Прошли еще несколько шагов. Где-то одиноко замычала корова. «Господи, какие же живучие эти люди, – подумал Весленский со смешанным чувством горечи и восторга. – Гражданская война, голод, тиф, мор, экспроприации. А корова опять мычит, и Вольский даром берет молоко».
– Ну хорошо, – опять нетерпеливо встрепенулся Дейнис, – это все, так сказать, шутки, исторические рифмы, но ведь дело же не только в том, что когда-нибудь возникнут новые мощи и новые святые…
– И в целом новая религия, – добавил доктор.
– И в целом новая религия, – эхом повторил археолог. – А что происходит здесь, сейчас?
– А что происходит?
– Прекрасный все-таки воздух… Какие-то в нем травы, цветы чувствуются, хотя вроде рано еще для цветов… – сказал Дейнис, почесывая бороду и словно бы не решаясь продолжить разговор.
– Акация? Или жасмин?
– Не знаю, если честно… Понимаете, доктор, есть тут какое-то ужасное святотатство, хотя я и не верю во все это… – Игнатий Семеныч передернул плечами. – Да, не верю или, верней, отношусь по-своему, для меня раскопки лишь часть работы, поиски материальных следов цивилизации, и я отношусь к ним как к научному материалу, но ведь для них, для здешних – это ведь чудо.

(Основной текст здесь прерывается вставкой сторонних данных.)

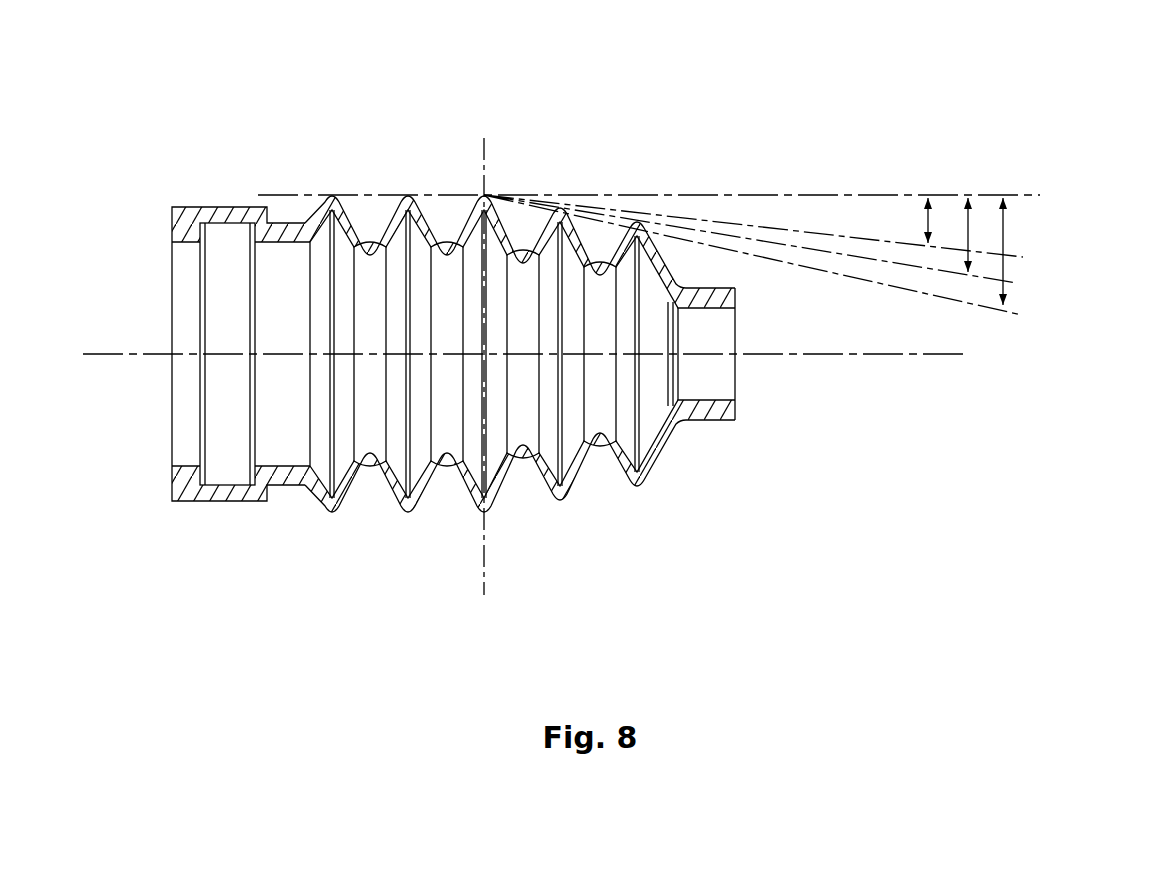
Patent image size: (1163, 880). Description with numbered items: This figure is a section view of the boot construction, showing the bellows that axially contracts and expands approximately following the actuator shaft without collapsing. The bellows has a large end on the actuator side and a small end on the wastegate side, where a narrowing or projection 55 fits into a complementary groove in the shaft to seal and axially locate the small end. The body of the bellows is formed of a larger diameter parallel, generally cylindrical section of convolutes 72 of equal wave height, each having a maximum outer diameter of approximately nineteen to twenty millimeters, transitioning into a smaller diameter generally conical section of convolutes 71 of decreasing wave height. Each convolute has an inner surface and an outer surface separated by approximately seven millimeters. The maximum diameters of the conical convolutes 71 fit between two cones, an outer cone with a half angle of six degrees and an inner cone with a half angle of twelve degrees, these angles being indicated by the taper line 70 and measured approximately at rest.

The projection 55 is at (700, 309).
The taper line 70 is at (767, 245).
The convolutes of the generally conical section 71 is at (641, 215).
The wave or convolute of the larger diameter parallel section 72 is at (480, 192).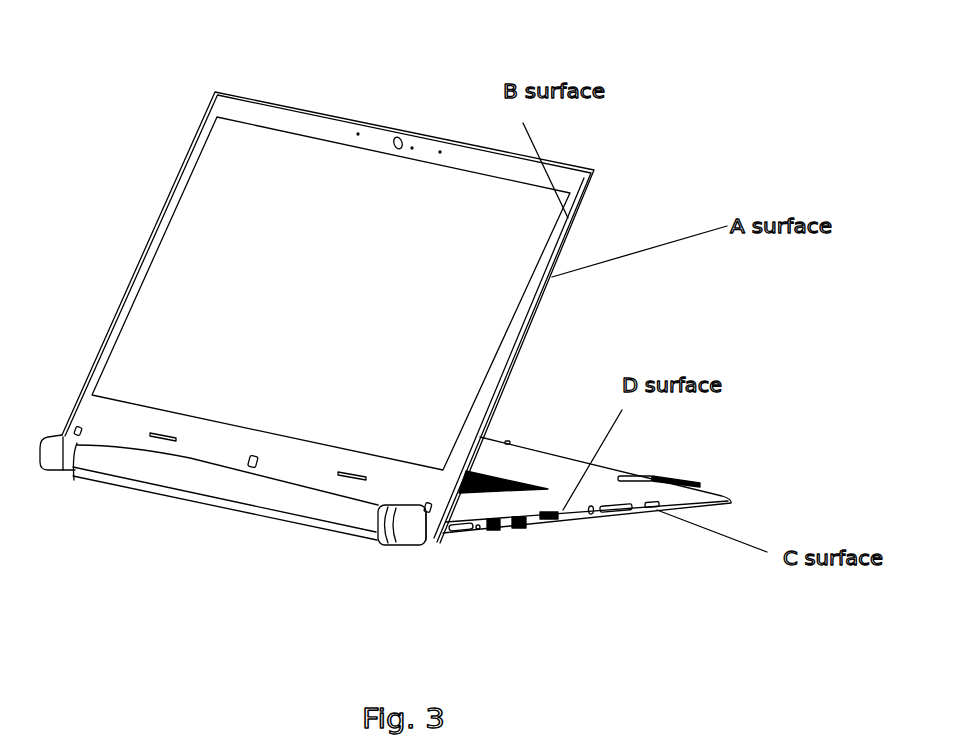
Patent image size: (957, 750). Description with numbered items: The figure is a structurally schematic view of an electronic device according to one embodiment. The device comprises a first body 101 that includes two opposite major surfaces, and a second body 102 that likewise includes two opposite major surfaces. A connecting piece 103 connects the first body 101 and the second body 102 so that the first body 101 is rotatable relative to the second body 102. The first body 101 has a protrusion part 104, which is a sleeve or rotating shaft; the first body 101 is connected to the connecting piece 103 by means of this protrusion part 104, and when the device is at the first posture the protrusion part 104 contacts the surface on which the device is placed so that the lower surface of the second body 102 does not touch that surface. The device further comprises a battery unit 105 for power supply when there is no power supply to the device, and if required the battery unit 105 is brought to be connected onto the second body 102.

The first body 101 is at (503, 384).
The second body 102 is at (580, 515).
The connecting piece 103 is at (375, 530).
The protrusion part 104 is at (425, 542).
The battery unit 105 is at (222, 482).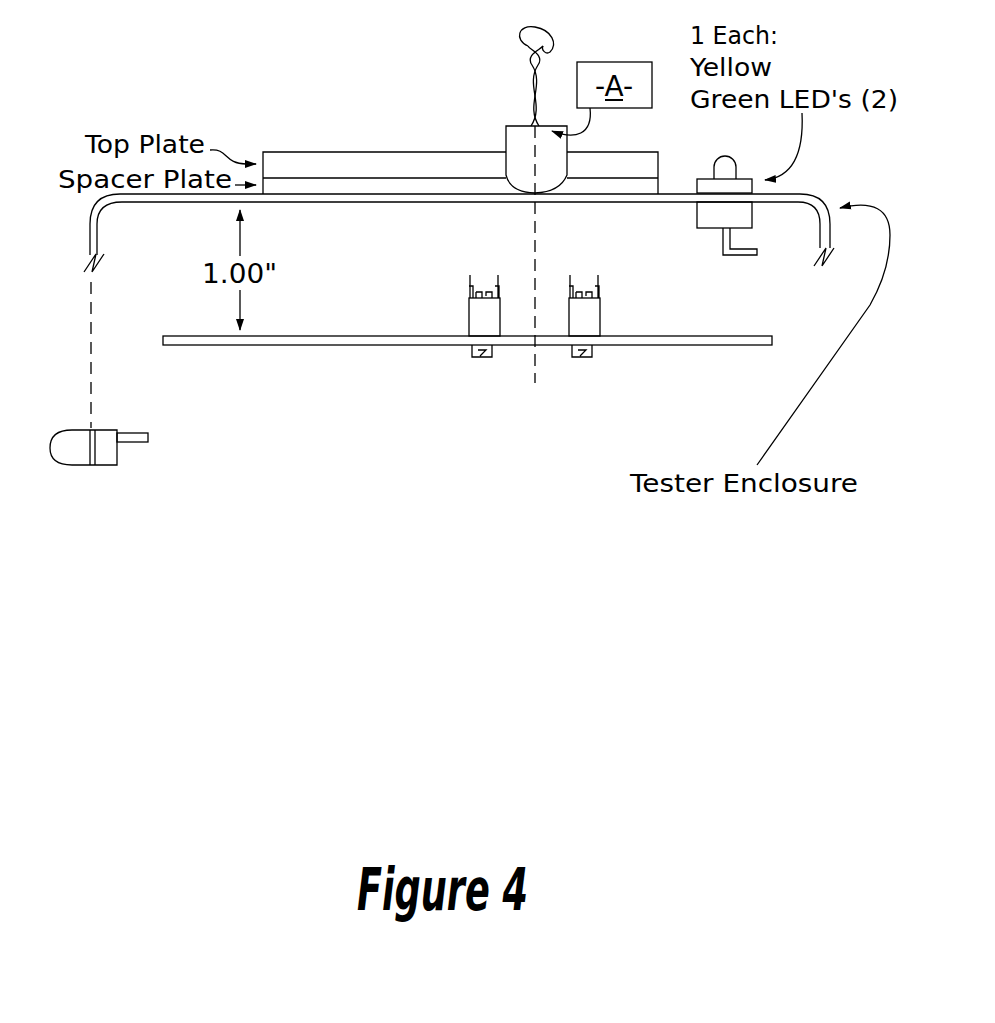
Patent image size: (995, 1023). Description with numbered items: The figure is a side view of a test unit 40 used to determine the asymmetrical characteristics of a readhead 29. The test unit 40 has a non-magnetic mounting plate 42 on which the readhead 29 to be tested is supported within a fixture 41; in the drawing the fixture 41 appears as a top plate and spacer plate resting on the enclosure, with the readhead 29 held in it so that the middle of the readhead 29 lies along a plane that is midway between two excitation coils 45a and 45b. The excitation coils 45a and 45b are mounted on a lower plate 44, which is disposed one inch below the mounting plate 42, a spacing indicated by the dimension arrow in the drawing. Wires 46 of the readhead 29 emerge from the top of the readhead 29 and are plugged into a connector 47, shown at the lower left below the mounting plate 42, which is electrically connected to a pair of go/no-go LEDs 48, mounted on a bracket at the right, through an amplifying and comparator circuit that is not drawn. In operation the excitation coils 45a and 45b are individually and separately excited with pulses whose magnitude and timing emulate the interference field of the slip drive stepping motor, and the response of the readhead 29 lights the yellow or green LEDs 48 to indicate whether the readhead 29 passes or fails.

The test unit 40 is at (176, 116).
The fixture 41 is at (350, 160).
The readhead 29 is at (505, 135).
The wires 46 is at (557, 68).
The non-magnetic mounting plate 42 is at (90, 227).
The plate 44 is at (177, 336).
The excitation coil 45a is at (590, 322).
The excitation coil 45b is at (478, 315).
The connector 47 is at (74, 450).
The go/no go LEDs 48 is at (738, 216).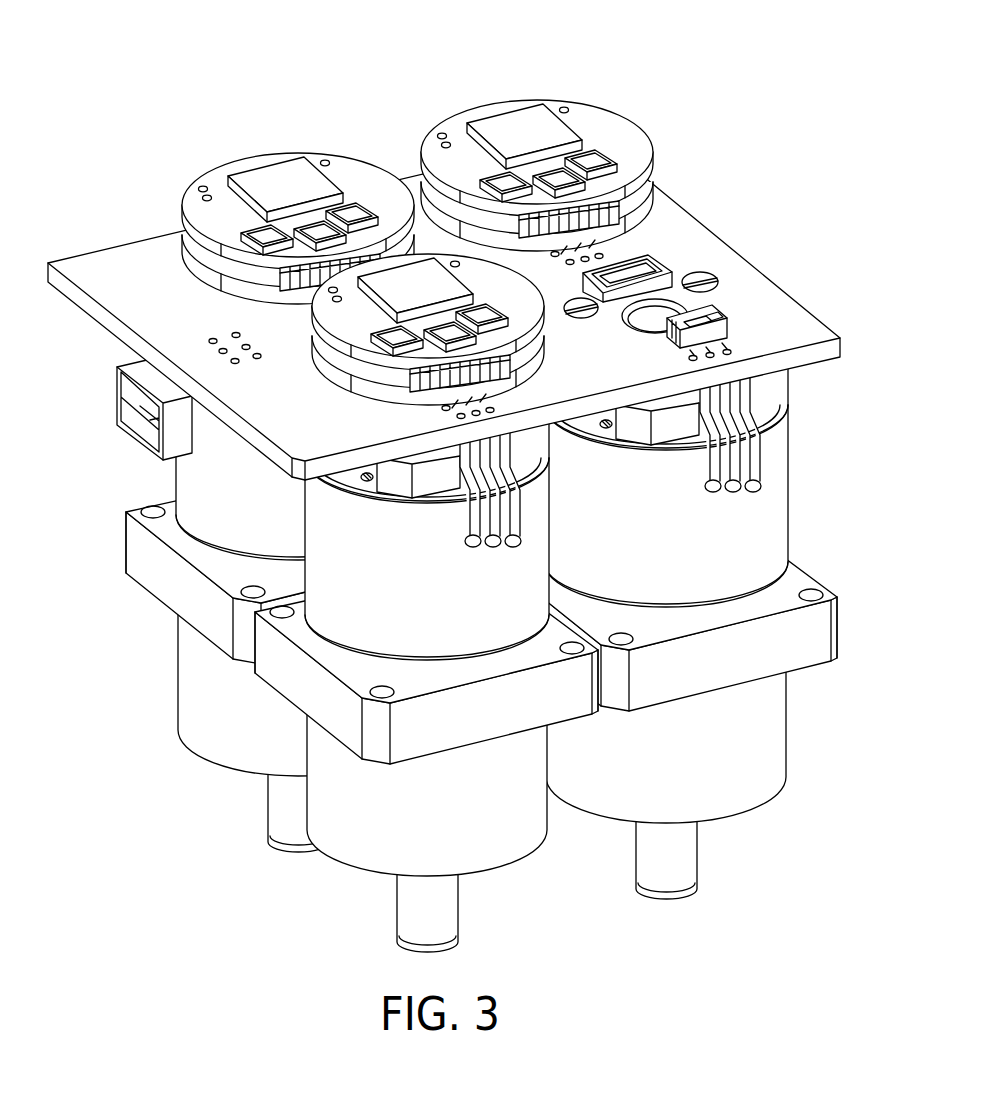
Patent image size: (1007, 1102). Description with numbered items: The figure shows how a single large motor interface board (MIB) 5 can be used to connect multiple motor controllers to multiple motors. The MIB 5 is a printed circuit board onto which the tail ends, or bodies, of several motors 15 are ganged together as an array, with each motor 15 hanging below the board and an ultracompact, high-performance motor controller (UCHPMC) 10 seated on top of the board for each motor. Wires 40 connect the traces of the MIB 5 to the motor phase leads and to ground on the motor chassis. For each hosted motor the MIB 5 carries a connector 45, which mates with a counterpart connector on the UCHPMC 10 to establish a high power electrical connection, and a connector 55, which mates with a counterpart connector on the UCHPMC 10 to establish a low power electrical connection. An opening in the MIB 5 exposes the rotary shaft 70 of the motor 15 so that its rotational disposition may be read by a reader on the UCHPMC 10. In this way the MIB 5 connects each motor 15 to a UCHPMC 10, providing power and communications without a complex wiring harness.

The motor interface board (MIB) 5 is at (117, 277).
The ultracompact, high-performance motor controller (UCHPMC) 10 is at (220, 158).
The motor 15 is at (323, 533).
The wires 40 is at (730, 488).
The connector 45 is at (720, 329).
The connector 55 is at (662, 278).
The rotary shaft 70 is at (658, 316).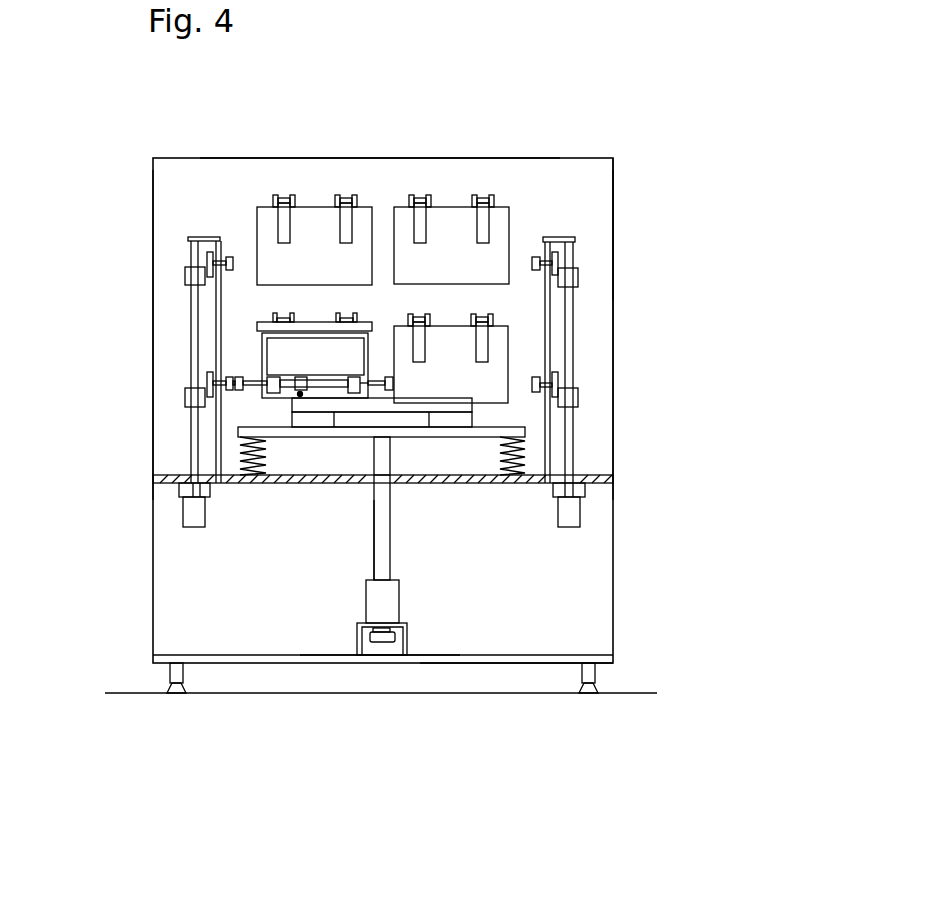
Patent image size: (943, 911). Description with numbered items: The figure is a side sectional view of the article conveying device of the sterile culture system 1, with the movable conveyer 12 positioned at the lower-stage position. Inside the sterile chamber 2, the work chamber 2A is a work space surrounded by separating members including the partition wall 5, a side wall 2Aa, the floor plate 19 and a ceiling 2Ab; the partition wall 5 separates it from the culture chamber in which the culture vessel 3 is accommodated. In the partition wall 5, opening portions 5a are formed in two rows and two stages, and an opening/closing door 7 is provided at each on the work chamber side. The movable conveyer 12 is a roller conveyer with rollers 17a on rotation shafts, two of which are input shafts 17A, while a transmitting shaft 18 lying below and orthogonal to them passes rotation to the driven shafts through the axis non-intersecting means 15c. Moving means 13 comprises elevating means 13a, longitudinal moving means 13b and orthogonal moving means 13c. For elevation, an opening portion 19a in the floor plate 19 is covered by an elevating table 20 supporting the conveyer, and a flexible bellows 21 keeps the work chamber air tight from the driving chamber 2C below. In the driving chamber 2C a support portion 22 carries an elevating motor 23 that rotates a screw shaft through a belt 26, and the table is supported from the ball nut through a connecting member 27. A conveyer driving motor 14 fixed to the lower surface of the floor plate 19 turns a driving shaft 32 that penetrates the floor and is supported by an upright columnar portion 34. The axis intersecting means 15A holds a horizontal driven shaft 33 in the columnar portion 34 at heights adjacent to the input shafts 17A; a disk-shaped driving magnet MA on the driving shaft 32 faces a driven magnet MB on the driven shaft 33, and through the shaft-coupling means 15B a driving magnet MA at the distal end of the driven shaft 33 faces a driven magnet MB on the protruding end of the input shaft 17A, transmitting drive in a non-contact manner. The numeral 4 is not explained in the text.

The sterile culture system 1 is at (425, 138).
The sterile chamber 2 is at (197, 157).
The work chamber 2A is at (170, 214).
The driving chamber 2C is at (555, 599).
The side wall 2Aa is at (153, 188).
The ceiling 2Ab is at (353, 160).
The culture vessel 3 is at (365, 351).
The lifting unit 4 is at (466, 529).
The partition wall 5 is at (582, 178).
The opening portions 5a is at (372, 327).
The opening/closing door 7 is at (313, 207).
The movable conveyer 12 is at (300, 396).
The moving means 13 is at (342, 674).
The elevating means 13a is at (392, 560).
The longitudinal moving means 13b is at (458, 424).
The orthogonal moving means 13c is at (567, 362).
The conveyer driving motor 14 is at (183, 510).
The axis intersecting means 15A is at (188, 254).
The shaft-coupling means 15B is at (234, 376).
The axis non-intersecting means 15c is at (303, 376).
The input shaft 17A is at (337, 383).
The roller 17a is at (238, 392).
The transmitting shaft 18 is at (274, 386).
The floor plate 19 is at (598, 478).
The opening portion 19a is at (493, 484).
The elevating table 20 is at (412, 436).
The bellows 21 is at (540, 433).
The support portion 22 is at (517, 661).
The elevating motor 23 is at (400, 600).
The belt 26 is at (383, 640).
The connecting member 27 is at (391, 530).
The driving shaft 32 is at (193, 300).
The driven shaft 33 is at (213, 262).
The columnar portion 34 is at (218, 323).
The driving magnet MA is at (234, 258).
The driven magnet MB is at (393, 383).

– Для кого? – переспросил Весленский. Он очень не хотел лезть на ту территорию, куда его упрямо тащил археолог, но и уклониться от разговора не получалось.
– Для крестьян, для монахинь, для всех здешних, – упрямо перечислил Дейнис.
– Вы считаете, что они лишились чуда?
– А вы – нет?..
В 1925 году впервые отменили колокольный звон на Пасху. Весленский помнил этот момент очень хорошо. Они вдвоем с Верой шли на рынок за куличами, и вдруг она остановилась и сказала:
– Молчат.
– Кто молчит? – пораженный ее интонацией, спросил доктор.
Она показала рукой на видимые издалека главы Владимирской церкви.
– Колокола молчат…
Они подошли к ограде и заглянули внутрь церковного двора.
Там, стоя на коленях, плакали старухи, священник что-то бубнил над ними, истово крестясь.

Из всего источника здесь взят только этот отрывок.